WEST African pirates are extracting US$30,000 to $50,000 per kidnapped crew member from insurance companies amid warnings that changing piracy tactics have triggered increasingly violent attacks in the Gulf of Guinea

29 January 2020 - 19:00

WEST African pirates are extracting US$30,000 to $50,000 per kidnapped crew member from insurance companies amid warnings that changing piracy tactics have triggered increasingly violent attacks in the Gulf of Guinea.

London-based maritime lawyer Stephen Askins, who specialises in piracy at Tatham & Co, says Nigerian pirate gangs are now 'maximising returns' by attempting to seize larger vessels in order to abduct larger numbers of crew.

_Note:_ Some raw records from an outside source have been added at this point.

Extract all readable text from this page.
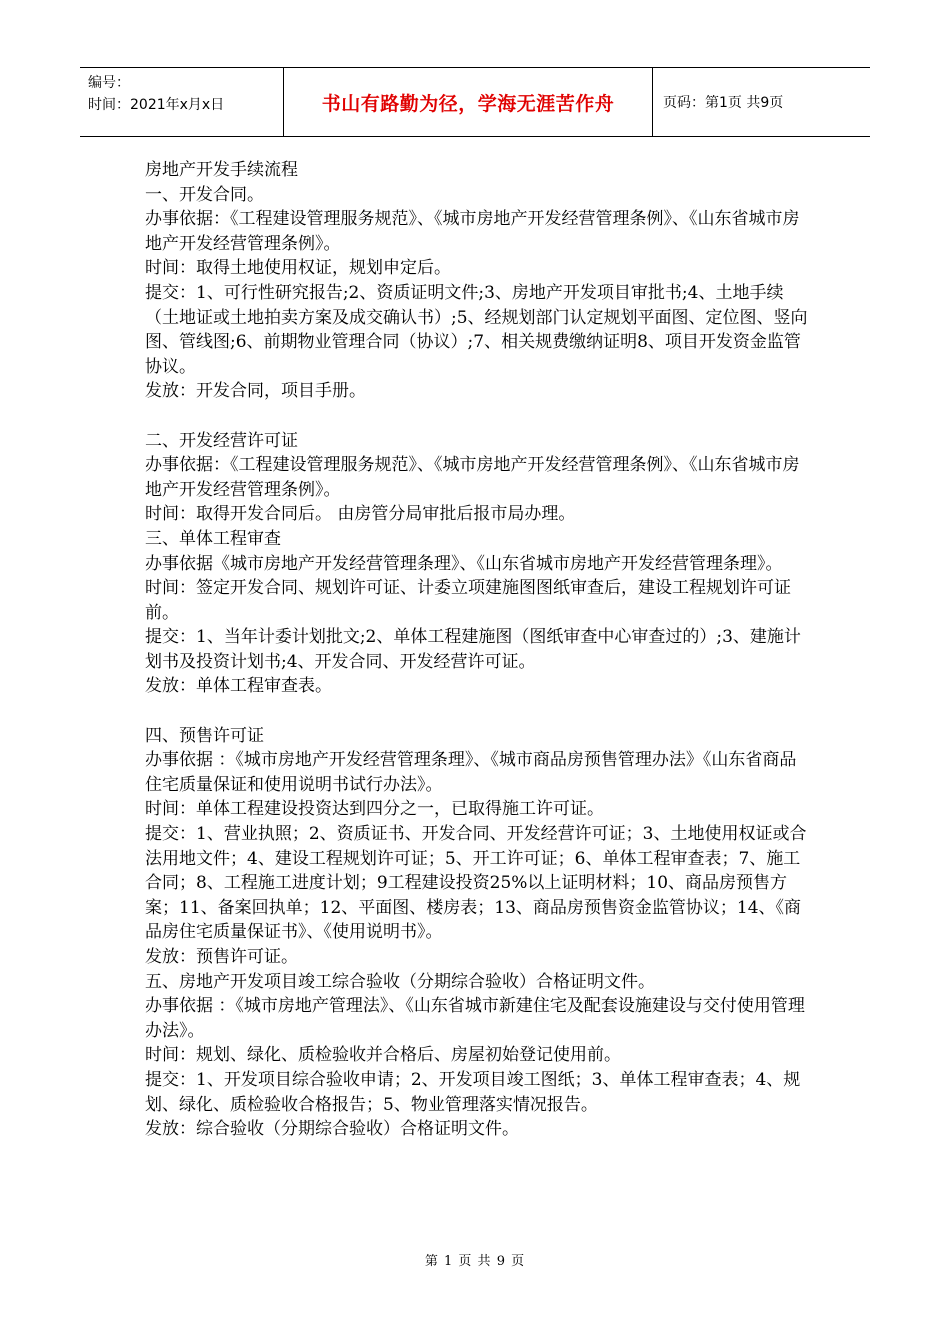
编号：
时间：2021年x月x日	书山有路勤为径，学海无涯苦作舟	页码：第1页 共9页

房地产开发手续流程

一、开发合同。

办事依据：《工程建设管理服务规范》、《城市房地产开发经营管理条例》、《山东省城市房地产开发经营管理条例》。

时间：取得土地使用权证，规划申定后。

提交：1、可行性研究报告;2、资质证明文件;3、房地产开发项目审批书;4、土地手续（土地证或土地拍卖方案及成交确认书）;5、经规划部门认定规划平面图、定位图、竖向图、管线图;6、前期物业管理合同（协议）;7、相关规费缴纳证明8、项目开发资金监管协议。

发放：开发合同，项目手册。

二、开发经营许可证

办事依据：《工程建设管理服务规范》、《城市房地产开发经营管理条例》、《山东省城市房地产开发经营管理条例》。

时间：取得开发合同后。 由房管分局审批后报市局办理。

三、单体工程审查

办事依据《城市房地产开发经营管理条理》、《山东省城市房地产开发经营管理条理》。

时间：签定开发合同、规划许可证、计委立项建施图图纸审查后，建设工程规划许可证前。

提交：1、当年计委计划批文;2、单体工程建施图（图纸审查中心审查过的）;3、建施计划书及投资计划书;4、开发合同、开发经营许可证。

发放：单体工程审查表。

四、预售许可证

办事依据 ：《城市房地产开发经营管理条理》、《城市商品房预售管理办法》《山东省商品住宅质量保证和使用说明书试行办法》。

时间：单体工程建设投资达到四分之一，已取得施工许可证。

提交：1、营业执照；2、资质证书、开发合同、开发经营许可证；3、土地使用权证或合法用地文件；4、建设工程规划许可证；5、开工许可证；6、单体工程审查表；7、施工合同；8、工程施工进度计划；9工程建设投资25%以上证明材料；10、商品房预售方案；11、备案回执单；12、平面图、楼房表；13、商品房预售资金监管协议；14、《商品房住宅质量保证书》、《使用说明书》。

发放：预售许可证。

五、房地产开发项目竣工综合验收（分期综合验收）合格证明文件。

办事依据 ：《城市房地产管理法》、《山东省城市新建住宅及配套设施建设与交付使用管理办法》。

时间：规划、绿化、质检验收并合格后、房屋初始登记使用前。

提交：1、开发项目综合验收申请；2、开发项目竣工图纸；3、单体工程审查表；4、规划、绿化、质检验收合格报告；5、物业管理落实情况报告。

发放：综合验收（分期综合验收）合格证明文件。

第 1 页 共 9 页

The spotlight is now on the Nigerian navy's response, he told London's Lloyd's List.



In a soon-to-be published paper, Mr Askins said pirates in the Gulf of Guinea are at greater risk of discovery by the military or other gangs, limiting the amount of time crew can be held. 'They have no desire to hijack and hold a vessel. Unless they have immediate access to the crew, they leave,' the paper said.



'Without the luxury of time, with more attacks being repelled then the obvious answer to maximise returns is to take more people,' Mr Askins said in his paper 'Nigerian Piracy ?have we reached a tipping point?'



The Gulf of Guinea is the world's most dangerous maritime region, with the numbers of hijacked vessels and crew abducted for ransom jumping in December when 38 crew were kidnapped in attacks on two vessels, including the very large crude carrier Nave Constellation and product tanker Duke. A suezmax tanker and liquefied natural gas carrier also successfully repelled armed attacks.

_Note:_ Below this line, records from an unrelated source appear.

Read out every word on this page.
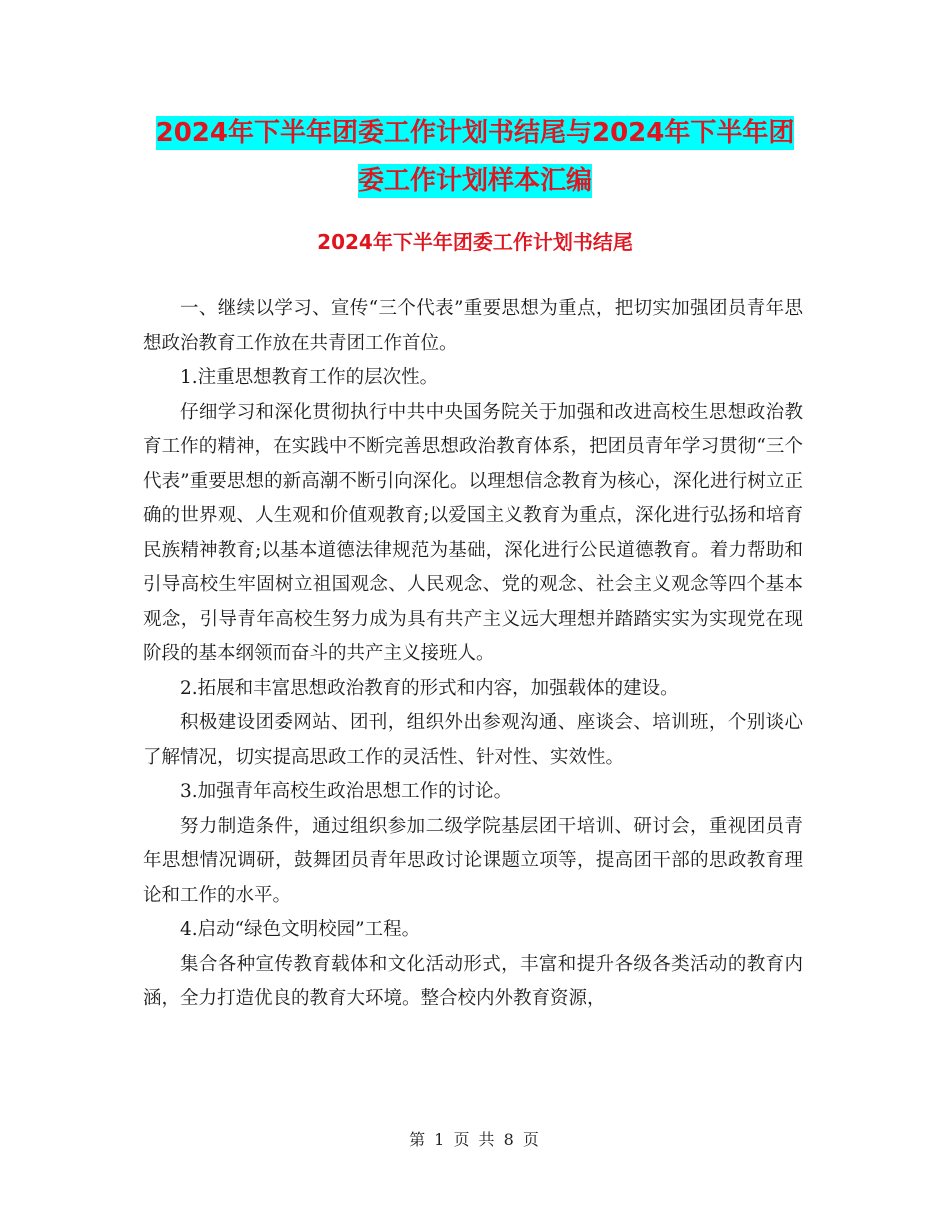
2024年下半年团委工作计划书结尾与2024年下半年团
委工作计划样本汇编
2024年下半年团委工作计划书结尾

一、继续以学习、宣传“三个代表”重要思想为重点，把切实加强团员青年思想政治教育工作放在共青团工作首位。

1.注重思想教育工作的层次性。

仔细学习和深化贯彻执行中共中央国务院关于加强和改进高校生思想政治教育工作的精神，在实践中不断完善思想政治教育体系，把团员青年学习贯彻“三个代表”重要思想的新高潮不断引向深化。以理想信念教育为核心，深化进行树立正确的世界观、人生观和价值观教育;以爱国主义教育为重点，深化进行弘扬和培育民族精神教育;以基本道德法律规范为基础，深化进行公民道德教育。着力帮助和引导高校生牢固树立祖国观念、人民观念、党的观念、社会主义观念等四个基本观念，引导青年高校生努力成为具有共产主义远大理想并踏踏实实为实现党在现阶段的基本纲领而奋斗的共产主义接班人。

2.拓展和丰富思想政治教育的形式和内容，加强载体的建设。

积极建设团委网站、团刊，组织外出参观沟通、座谈会、培训班，个别谈心了解情况，切实提高思政工作的灵活性、针对性、实效性。

3.加强青年高校生政治思想工作的讨论。

努力制造条件，通过组织参加二级学院基层团干培训、研讨会，重视团员青年思想情况调研，鼓舞团员青年思政讨论课题立项等，提高团干部的思政教育理论和工作的水平。

4.启动“绿色文明校园”工程。

集合各种宣传教育载体和文化活动形式，丰富和提升各级各类活动的教育内涵，全力打造优良的教育大环境。整合校内外教育资源，

第 1 页 共 8 页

The actions of the Nigerian navy - which freed three crew from the dredger Ambika after a three-hour gun battle on January 13 - will be watched carefully, Mr Askins said in a separate interview.



Mr Askins said there was a hijacking attempt on a vessel in the Gulf of Guinea 24 hours ago and pirates were still active. Crew from the last remaining vessel being held hostage were likely to be released shortly. This would leave the pirates without any further income and incentivise them want to kidnap more crew.



Sizeable ransoms paid for kidnapped crew perpetuate the cycle, said intelligence manager for England-based Ambrey, Harry Pearce, 'soft targets routinely trading within West Africa and plying established (predictable) routes,' reported Lloyd's List.



'These latest attacks fit a trend ?for consecutive years since 2017, attacks in the Gulf of Guinea have been further offshore Nigeria and have been increasingly dispersed. It is this, and target diversification, that is making the operating environment increasingly difficult to secure.'



Gangs in and around the Niger Delta were being fed information about vessel movements, which are then confirmed via Automatic Identification System signals.



The vessels that are preventing pirates from boarding are relying in particular on the use of citadels and occasional intervention by local naval forces and embedded security teams provided by the Nigerian navy.



Weak governance and widespread corruption, as well as an inability to use armed maritime security guards constantly, has hampered piracy prevention in the region. The Niger delta has been a piracy and robbery hotspot for many years.



Violent attacks on seafarers and the extremely poor conditions in which they are being held have further raised the stakes for shipowners and charterers.